The lobster arrived and after the first bite I told him I would do it.

 

As the valets brought his car, I said, “I’ll get in touch with you in a couple of days. Go home and get some sleep.”

“That’s exactly where I’m headed.”

He got in, shut the door, and rolled down the window. “By the way, lover, if you do manage to get close to her in person, behave yourself. Her legs would shatter a wife’s hopes at thirty yards.”

I laughed and wondered what the rest of her looked like.

 

It was almost dark when I climbed onto my bike and pulled onto the Pacific Coast Highway, choked with expensive cars and battered old beach-mobiles full of surfers. I wandered in between the lanes until they unclogged around Seal Beach, then flew past the campfires and through the industrial district of Long Beach, wondering how much of the five hundred dollars Rick had given me for “expenses” I would have to use.

By the time I got back to my apartment, the vampires were out in full strength, platoons of them cruising Hollywood Boulevard. I took a shower, changed into all black, and jumped onto the 405 South.

By eleven o’clock, I was back in Corona del Mar. Denise was home.

And I knew where the first hundred bucks of that expense fund was going.

 

 

 

 

 

Chapter 3

 

 

Denise Waterston’s house is the kind of ugly only a lot of money can buy. Except for the windows, all of which are plain plate glass, the entire exterior of the place is tan stucco. In structure it looks like a castle that has been exposed to centuries of brutal sandstorms and only retains the essential shape of battlements and courtyard walls. Each of the three stories has a narrow patio that runs its entire length, jutting beyond the one above it like a three-tiered cake. It was an architect’s mescaline dream.
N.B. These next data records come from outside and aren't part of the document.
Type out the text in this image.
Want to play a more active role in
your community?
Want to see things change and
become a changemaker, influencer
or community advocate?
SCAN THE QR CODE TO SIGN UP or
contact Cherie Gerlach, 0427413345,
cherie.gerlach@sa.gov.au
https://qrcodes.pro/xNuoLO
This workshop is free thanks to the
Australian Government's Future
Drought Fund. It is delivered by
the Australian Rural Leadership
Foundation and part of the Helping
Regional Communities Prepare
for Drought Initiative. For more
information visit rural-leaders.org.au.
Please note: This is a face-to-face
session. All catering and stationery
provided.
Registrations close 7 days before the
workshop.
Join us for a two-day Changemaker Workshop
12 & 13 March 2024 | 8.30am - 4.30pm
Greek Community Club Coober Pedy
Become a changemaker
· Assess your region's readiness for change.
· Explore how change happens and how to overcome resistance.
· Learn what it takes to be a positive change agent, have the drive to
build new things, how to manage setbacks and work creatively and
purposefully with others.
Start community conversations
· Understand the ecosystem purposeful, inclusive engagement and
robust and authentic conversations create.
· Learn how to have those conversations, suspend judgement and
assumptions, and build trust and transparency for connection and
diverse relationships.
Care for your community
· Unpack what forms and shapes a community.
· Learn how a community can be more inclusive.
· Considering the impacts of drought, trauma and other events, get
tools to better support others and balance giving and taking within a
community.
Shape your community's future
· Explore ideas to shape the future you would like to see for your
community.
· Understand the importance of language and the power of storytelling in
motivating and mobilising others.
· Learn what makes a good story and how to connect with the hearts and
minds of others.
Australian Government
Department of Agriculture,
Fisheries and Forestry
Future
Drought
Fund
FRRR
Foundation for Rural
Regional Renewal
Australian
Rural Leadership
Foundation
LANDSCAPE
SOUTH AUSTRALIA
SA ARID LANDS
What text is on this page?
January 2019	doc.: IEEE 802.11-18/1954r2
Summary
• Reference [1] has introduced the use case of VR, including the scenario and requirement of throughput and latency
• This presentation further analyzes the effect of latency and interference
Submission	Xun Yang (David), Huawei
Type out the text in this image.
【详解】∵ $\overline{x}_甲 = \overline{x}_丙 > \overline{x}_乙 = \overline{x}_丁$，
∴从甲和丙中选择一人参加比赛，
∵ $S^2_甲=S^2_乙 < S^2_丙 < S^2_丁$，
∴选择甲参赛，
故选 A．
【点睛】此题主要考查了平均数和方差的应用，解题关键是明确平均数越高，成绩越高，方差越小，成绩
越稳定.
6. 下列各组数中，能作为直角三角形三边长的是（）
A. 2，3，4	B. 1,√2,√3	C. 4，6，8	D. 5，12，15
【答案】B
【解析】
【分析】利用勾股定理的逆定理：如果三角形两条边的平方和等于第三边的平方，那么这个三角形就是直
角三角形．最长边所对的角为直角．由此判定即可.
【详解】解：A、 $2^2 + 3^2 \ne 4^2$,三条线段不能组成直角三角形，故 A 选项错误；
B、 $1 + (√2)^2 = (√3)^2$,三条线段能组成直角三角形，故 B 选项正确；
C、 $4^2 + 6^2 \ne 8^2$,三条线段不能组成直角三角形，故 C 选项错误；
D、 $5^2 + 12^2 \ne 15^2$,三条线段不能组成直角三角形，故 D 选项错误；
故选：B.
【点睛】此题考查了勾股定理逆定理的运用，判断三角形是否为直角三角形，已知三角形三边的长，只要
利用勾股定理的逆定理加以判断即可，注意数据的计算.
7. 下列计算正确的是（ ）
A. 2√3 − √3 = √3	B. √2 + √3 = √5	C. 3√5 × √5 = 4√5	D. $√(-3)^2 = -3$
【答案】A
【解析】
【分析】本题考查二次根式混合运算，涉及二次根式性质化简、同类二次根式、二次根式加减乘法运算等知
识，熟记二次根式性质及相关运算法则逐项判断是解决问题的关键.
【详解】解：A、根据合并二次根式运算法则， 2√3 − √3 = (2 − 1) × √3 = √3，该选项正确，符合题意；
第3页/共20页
A flight of cement stairs next to the house joins the Corona del Mar Beach parking lot below to the street above, bordered by an eight-foot chain-link fence that runs the perimeter of the property. I wandered up the stairs to the street and walked into the driveway. No cars. The garage had no exterior lock, but there was a green-illuminated keypad next to it. The front door was an arsenal of Schlage deadbolts.

As I stood above the stairs and debated what to do next, a light came on in a window next to the fence. The blinds were down but I could see movement through the slits. The fence rattled at the merest touch, so I jogged back down to the almost-empty parking lot, jumped the fence where it wasn’t quite so close to the house, and waded back up through ice-plants, hoping the prints wouldn’t be too noticeable the next day.